İnkılap dersi taslağına ayrıca Filistin meselesi de eklendi. Önceki müfredatta sadece “Siyonizm sorunu” olarak ele alınan konu genişletilerek “Filistin Meselesi ve sömürgeciliğin şekil değiştirmesi hususları” olarak ele alındı. Yeni taslakta, “Örnek metin ve olaylardan hareketle Siyonist faaliyetleri ve Filistin Meselesi’ni hakkaniyetli davranmanın önemi bakımından değerlendirir” ifadesine yer verildi.
Yine aynı derste ”Öğrencilerden yakın dönemde Türkiye’de bilim, teknoloji, kültür, eğitim ve spor alanlarında meydana gelen gelişmelerden birine ilişkin basit düzeyde bir araştırma yapmaları ve ulaştıkları sonuçları rapor olarak sunmaları istenebilir” önerisi de yapıldı.
Son sınıfların din dersi konuları arasında ‘cihat kavramı da girdi.

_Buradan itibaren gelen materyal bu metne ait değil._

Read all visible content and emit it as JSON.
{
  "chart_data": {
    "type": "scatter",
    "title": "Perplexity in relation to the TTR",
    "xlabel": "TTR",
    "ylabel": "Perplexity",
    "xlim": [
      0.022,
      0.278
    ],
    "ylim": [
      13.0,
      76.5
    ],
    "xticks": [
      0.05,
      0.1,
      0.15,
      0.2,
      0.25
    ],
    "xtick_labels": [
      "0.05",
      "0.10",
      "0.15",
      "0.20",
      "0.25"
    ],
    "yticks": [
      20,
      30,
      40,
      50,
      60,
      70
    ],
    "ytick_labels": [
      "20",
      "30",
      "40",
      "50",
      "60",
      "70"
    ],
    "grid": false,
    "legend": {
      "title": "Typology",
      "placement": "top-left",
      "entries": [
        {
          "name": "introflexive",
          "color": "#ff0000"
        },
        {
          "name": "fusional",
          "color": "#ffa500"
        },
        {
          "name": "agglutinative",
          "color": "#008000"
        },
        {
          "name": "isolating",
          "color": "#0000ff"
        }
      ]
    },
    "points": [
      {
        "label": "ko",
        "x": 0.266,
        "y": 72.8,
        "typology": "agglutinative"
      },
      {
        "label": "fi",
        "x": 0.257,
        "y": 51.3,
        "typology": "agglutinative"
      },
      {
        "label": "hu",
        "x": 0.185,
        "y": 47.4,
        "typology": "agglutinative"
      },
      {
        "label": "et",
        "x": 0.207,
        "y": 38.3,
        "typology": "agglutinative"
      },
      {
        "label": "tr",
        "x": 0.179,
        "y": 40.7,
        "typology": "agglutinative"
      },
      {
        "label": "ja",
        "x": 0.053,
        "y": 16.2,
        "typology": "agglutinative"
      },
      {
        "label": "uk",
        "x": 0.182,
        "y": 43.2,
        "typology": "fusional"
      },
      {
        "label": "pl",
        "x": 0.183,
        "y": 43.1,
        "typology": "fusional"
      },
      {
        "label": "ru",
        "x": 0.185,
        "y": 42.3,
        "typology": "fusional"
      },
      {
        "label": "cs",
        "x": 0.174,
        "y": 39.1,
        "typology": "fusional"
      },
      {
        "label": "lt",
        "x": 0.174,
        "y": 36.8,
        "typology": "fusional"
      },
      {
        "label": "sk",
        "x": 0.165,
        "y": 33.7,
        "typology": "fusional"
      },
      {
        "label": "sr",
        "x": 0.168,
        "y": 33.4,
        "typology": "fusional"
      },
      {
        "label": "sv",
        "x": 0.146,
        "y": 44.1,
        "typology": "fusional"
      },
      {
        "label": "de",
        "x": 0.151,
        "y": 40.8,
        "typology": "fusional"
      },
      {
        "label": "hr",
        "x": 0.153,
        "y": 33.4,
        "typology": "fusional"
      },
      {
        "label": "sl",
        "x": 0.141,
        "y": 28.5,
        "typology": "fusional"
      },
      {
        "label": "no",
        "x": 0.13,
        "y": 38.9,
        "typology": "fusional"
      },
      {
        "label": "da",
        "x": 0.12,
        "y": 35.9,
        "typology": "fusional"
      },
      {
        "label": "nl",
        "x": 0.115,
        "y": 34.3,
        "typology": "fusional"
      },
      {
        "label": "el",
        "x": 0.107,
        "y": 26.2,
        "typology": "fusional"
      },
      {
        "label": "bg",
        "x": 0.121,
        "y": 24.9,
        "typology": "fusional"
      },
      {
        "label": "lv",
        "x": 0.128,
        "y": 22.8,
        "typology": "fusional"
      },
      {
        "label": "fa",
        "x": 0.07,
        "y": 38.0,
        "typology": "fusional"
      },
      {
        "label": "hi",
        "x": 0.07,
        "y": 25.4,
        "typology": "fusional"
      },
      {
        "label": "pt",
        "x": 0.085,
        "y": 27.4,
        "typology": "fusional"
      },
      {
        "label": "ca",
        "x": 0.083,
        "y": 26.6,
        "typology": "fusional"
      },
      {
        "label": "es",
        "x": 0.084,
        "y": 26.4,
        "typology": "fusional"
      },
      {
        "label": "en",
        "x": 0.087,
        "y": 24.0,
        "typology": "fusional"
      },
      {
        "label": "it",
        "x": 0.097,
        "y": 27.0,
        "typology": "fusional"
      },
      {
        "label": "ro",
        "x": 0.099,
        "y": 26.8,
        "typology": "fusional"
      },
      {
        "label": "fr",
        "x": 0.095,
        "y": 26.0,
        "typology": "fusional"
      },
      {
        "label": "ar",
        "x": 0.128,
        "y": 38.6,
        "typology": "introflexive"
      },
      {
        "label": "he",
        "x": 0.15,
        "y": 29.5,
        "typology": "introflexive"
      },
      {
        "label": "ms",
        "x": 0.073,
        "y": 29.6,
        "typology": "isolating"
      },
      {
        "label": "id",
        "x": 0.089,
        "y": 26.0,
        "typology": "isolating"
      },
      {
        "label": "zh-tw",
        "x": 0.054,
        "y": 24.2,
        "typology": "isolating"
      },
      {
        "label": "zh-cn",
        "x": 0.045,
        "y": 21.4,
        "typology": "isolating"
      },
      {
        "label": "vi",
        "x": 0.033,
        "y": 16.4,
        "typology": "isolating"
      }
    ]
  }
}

Taslağa göre ‘İslam ve barış’ konusu ele alınırken bu kavrama yer verilmesi gerektiği belirtildi. Taslakta ”Cihadın Çanakkale Muharebeleri, Milli Mücadele süreci ve 15 Temmuz’da olduğu gibi barışı sağlama vatanı savunmadaki rolüne vurgu yapılır” denildi.
Yayınlanan taslakta ortaöğretim matematik ders programı kapsamında 12’nci sınıflarda işlenen integral konusu müfredattan çıkarıldığı ve limit ve türev kavramlarının daha kapsamlı şekilde ele alındığı görüldü.
Taslağa ilk tepki, Eğitim İş Genel Başkanı Kadem Özbay’dan geldi.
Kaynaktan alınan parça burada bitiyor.